Пятьсот девятый поднес спичку еще ближе. Бергер стоял рядом наготове со склянкой йода в руке.

— Открывай…

Он осекся. Он теперь тоже увидел лицо Ломана. Не было нужды ходить за йодом. Да он и пошел-то так, скорее для виду, чтобы хоть что-то предпринять. Он медленно опустил пузырек в карман. Ломан смотрел на него спокойно, не мигая. Пятьсот девятый отвел глаза. Он раскрыл ладонь — на ней блеснул маленький золотой комочек. Он снова взглянул на Ломана. Но пламя опять уже покусывало пальцы. Чья-то тень метнулась сбоку и ударила его по руке. Свет погас.

— Спокойной ночи, Ломан, — сказал пятьсот девятый.

— Я попозже еще загляну, — пообещал Бергер.

— Бросьте, — прошептал Ломан. — Теперь уже все просто.

— Может, мы найдем еще пару спичек.

Ломан ничего не ответил.

* * *

Пятьсот девятый по-прежнему ощущал в руке твердую тяжесть золотой коронки.

— Выйдем-ка, — шепнул он Бергеру. — Лучше обсудить это на улице. Там никто нас не подслушает.

Они ощупью добрались до двери и вышли за ту стену барака, что была сейчас защищена от ветра. В городе соблюдалось затемнение, большинство пожаров успели погасить. И только колокольня церкви Святой Катарины пылала в ночи, словно гигантский факел. Башня древняя, в ней полно сухих деревянных перекрытий. Пожарные шланги тут совершено бессильны, надо просто дать огню выгореть, и все дела. Они присели.

— Что делать будем? — спросил пятьсот девятый.

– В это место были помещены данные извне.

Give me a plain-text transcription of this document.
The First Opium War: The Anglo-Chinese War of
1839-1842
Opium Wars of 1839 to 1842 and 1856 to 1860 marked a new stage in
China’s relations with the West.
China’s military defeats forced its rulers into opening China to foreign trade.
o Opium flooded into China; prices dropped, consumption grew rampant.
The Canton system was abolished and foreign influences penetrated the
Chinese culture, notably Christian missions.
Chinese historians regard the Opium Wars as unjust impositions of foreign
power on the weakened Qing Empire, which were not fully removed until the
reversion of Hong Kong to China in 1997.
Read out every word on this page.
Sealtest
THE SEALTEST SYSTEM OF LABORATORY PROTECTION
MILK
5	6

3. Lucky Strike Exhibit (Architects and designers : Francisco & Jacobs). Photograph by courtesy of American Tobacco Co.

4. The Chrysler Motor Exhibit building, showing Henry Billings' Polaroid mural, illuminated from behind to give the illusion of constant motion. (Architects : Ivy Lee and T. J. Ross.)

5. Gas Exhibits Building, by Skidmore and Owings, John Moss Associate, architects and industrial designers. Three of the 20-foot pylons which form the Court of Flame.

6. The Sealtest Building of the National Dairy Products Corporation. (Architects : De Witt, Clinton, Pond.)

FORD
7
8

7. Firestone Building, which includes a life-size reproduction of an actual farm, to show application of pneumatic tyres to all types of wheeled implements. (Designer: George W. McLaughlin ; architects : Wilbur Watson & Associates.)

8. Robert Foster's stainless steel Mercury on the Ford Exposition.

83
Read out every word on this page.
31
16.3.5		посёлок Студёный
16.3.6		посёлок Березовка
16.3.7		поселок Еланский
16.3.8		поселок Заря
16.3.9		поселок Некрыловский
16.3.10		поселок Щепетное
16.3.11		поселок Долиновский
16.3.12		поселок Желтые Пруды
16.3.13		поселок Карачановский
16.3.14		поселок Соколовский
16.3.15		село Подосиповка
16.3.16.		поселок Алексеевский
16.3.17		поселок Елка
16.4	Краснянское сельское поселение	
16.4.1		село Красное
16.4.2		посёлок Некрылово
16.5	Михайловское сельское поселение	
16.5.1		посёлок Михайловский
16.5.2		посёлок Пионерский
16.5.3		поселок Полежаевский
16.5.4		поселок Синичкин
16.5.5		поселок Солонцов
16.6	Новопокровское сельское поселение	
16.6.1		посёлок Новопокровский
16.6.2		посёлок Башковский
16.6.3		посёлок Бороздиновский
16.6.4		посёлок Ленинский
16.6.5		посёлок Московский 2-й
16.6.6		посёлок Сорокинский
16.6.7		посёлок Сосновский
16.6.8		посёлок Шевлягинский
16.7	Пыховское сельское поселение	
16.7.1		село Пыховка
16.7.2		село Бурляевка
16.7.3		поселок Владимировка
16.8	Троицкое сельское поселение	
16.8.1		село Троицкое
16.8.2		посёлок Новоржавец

Бергер потер воспаленные веки.

— Если коронка зарегистрирована в канцелярии, дело хана. Они проведут расследование и пару-тройку из барака вздернут, меня первого.

— Он же сказал, что коронка не зарегистрирована. Когда он сюда попал, учета коронок еще не было. Он ведь уже семь лет в лагере. Золотые зубы тогда просто выбивали, но не записывали. Регистрацию потом ввели.

— Ты точно помнишь?

Пятьсот девятый только пожал плечами. Они помолчали.

— Конечно, еще не поздно сказать все как есть и сдать коронку. Или вставить ему ее обратно, когда умрет, — раздумывал вслух пятьсот девятый. Пальцы его крепко сжали тяжелый комочек. — Хочешь, сделаем так?

Бергер мотнул головой. Золото — это жизнь, по крайней мере несколько дней жизни. Оба прекрасно знали, что теперь, раз уж коронка у них, они никому ее не сдадут.

— В конце концов, он ведь мог и сам давным-давно этот зуб выковырять и продать, — заметил пятьсот девятый.

Бергер посмотрел на него.

— Думаешь, СС на это купится?

— Нет. Особенно когда обнаружат во рту свеженькую дырку.

— И все-таки что-то в этом есть. Если он еще немножко протянет, рана подживет. А кроме того, это самый задний зуб, его не так-то просто проверить, когда тело уже остыло. Если он сегодня вечером умрет, завтра к утру окоченеет. А если умрет завтра утром, надо его попридержать, пока не застынет. Это можно, Хандке на утренней поверке мы что-нибудь наплетем.

Пятьсот девятый глянул на Бергера.

— Надо рискнуть. Золото нам позарез нужно. Особенно сейчас.

— Пожалуй. Да и нет у нас другого выхода. Кто в таком случае его загонит?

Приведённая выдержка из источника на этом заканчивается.